PV = (70 / 0.1) x (1 - 1 / 1.1^4) + 1000 / 1.1^4

PV = $876.97

The intrinsic value of the bond is slightly higher than the current market price of $875, which suggests
that the bond may be undervalued. Migel may consider purchasing the bond if he believes that the
bond's price will increase over time.

b) The yield-to-maturity of the bond can be estimated by solving for the discount rate that equates the
present value of the bond's future cash flows to its current price. Using the formula above, we can solve
for the discount rate that makes the present value of the bond equal to its current price of $875:

$875 = (70 / r) x (1 - 1 / (1 + r)^4) + 1000 / (1 + r)^4

Solving for r using numerical methods, we find that the yield-to-maturity of the bond is approximately
9.02%. Migel may consider purchasing the bond if he believes that the yield-to-maturity is attractive
compared to other investments with similar risk profiles.

QN 4

(a) The "snakebite effect" is a behavioral bias that can influence investors' behavior. It refers to the
tendency of an investor to become overly cautious and risk-averse after experiencing a significant loss in
the market. Examples of how the snakebite effect can influence investors' behavior include:

- Selling off all or most of their investments after a market downturn, even if the investments are high-
quality and have strong long-term prospects.

- Avoiding certain types of investments or asset classes altogether, such as stocks or emerging markets,
due to a fear of losing money.

- Focusing too much on short-term performance and making investment decisions based on recent
market trends, rather than taking a long-term view.

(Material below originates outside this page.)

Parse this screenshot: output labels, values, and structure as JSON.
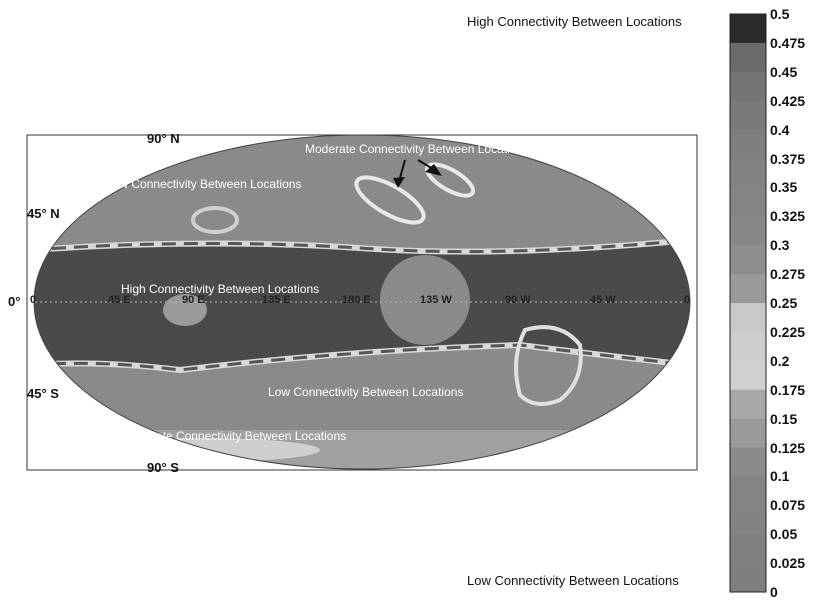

- Holding on to cash or other "safe" assets for too long, missing out on potential gains from higher-risk
investments.
(b)

- The call option with an exercise price of 18 is in the money, as the current price of the underlying stock
(19.50) is higher than the exercise price.

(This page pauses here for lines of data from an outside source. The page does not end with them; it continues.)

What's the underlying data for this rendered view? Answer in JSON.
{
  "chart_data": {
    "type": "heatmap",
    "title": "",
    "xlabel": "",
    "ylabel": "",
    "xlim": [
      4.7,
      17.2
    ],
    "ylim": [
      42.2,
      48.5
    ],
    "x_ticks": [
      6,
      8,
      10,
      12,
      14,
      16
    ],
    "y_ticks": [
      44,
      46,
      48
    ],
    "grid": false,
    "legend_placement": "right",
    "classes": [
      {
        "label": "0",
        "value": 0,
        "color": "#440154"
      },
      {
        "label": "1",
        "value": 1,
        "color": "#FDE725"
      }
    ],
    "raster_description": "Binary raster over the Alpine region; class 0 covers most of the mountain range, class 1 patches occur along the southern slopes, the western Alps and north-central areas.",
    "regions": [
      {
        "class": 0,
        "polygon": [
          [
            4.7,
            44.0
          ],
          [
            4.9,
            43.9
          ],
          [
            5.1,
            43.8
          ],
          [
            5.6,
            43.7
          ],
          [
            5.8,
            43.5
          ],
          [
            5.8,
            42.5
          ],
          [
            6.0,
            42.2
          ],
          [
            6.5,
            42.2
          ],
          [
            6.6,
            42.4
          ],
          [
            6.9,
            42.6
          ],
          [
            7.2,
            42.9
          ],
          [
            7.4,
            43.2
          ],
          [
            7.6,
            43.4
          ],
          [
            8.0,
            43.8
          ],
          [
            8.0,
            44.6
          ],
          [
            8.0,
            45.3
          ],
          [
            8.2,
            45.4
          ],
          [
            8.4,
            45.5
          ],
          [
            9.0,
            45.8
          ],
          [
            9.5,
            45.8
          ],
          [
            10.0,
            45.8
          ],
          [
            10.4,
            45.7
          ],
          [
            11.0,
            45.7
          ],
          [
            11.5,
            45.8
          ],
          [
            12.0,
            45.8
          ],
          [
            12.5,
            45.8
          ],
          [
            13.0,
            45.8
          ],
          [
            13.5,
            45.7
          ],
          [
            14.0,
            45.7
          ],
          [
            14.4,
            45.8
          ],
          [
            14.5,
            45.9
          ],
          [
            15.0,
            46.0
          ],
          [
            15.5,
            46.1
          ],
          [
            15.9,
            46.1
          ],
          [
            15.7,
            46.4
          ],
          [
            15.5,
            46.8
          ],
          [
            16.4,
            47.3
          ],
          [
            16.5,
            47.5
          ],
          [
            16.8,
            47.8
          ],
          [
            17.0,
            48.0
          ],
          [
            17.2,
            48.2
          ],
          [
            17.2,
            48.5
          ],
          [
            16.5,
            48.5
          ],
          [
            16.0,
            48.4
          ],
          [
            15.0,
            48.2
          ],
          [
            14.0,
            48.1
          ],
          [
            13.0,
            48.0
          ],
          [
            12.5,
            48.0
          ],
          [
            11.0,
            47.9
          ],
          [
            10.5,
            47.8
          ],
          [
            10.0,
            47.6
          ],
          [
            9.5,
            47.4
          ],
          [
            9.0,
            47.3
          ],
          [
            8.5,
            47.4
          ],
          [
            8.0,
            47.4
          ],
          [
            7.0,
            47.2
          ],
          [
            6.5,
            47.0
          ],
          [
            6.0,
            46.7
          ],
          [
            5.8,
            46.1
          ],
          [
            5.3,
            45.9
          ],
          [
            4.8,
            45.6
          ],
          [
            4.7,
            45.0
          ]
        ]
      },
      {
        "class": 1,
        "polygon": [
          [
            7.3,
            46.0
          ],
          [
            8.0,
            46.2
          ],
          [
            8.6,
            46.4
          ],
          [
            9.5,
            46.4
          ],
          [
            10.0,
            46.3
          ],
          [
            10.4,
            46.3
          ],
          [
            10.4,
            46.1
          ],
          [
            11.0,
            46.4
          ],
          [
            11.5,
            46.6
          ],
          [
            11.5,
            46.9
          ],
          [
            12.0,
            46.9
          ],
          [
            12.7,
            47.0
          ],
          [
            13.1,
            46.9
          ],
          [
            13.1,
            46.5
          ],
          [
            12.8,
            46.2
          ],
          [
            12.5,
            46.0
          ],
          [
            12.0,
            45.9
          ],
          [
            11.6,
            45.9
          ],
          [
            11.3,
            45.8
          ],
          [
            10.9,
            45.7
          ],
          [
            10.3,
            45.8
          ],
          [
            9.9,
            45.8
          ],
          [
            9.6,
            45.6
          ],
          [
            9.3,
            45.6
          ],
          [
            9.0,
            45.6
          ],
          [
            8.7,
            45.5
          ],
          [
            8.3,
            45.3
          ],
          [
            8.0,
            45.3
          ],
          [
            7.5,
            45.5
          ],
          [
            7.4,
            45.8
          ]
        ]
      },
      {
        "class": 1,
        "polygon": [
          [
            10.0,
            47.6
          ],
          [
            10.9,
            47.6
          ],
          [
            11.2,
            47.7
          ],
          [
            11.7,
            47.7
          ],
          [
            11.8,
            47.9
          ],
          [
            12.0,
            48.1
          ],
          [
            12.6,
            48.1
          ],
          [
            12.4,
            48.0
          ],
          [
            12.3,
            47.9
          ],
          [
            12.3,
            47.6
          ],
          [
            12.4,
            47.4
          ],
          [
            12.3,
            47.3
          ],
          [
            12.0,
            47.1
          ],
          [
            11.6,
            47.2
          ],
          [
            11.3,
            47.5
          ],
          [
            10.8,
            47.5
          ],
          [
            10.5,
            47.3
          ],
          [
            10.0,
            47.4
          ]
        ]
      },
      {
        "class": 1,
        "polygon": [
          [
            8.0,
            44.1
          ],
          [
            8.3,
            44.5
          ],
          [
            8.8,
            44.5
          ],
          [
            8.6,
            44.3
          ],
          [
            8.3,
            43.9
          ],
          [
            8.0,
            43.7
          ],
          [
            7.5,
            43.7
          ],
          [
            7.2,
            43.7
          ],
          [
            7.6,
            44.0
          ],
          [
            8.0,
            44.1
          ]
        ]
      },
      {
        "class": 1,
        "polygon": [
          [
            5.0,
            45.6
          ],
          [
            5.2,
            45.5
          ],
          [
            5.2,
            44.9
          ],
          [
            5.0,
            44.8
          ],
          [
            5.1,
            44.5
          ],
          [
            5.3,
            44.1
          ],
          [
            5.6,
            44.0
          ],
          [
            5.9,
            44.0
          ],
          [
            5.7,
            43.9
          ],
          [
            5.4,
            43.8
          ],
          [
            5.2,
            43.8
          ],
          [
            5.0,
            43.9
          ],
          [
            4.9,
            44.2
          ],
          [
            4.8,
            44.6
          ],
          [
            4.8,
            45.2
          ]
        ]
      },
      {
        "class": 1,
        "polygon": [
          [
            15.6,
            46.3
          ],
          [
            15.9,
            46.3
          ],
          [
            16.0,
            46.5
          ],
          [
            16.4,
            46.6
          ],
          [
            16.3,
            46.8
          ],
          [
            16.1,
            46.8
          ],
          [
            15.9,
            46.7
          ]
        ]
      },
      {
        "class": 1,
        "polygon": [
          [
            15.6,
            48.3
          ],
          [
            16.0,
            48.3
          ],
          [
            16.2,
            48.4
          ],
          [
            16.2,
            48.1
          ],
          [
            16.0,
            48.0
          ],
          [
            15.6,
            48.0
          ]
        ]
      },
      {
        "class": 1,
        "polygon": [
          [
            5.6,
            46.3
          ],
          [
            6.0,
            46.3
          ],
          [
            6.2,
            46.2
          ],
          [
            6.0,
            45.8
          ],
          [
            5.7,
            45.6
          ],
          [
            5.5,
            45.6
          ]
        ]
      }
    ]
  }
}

- The put option with an exercise price of 30 is out of the money, as the current price of the underlying
stock (31.20) is higher than the exercise price.

To determine whether an option is at the money, we would need to know the current price of the
underlying stock relative to the exercise price. Without this information, we cannot determine whether
the call option is at the money.

(c)

- For the call option, if it is exercised, the investor would pay $18 per share to buy the stock, and could
then sell it at the current market price of $19.50, making a profit of $1.50 per share. However, since the
option premium was paid upfront, the net profit would be $1.25 per share ($1.50 profit - $0.25
premium).

- For the put option, if it is exercised, the investor would sell the stock at the exercise price of $30 per
share, which is higher than the current market price of $31.20 per share. Therefore, exercising the put
option would result in a loss of $1.20 per share. However, since the option premium was paid upfront,
the net loss would be $0.70 per share ($1.20 loss + $0.50 premium).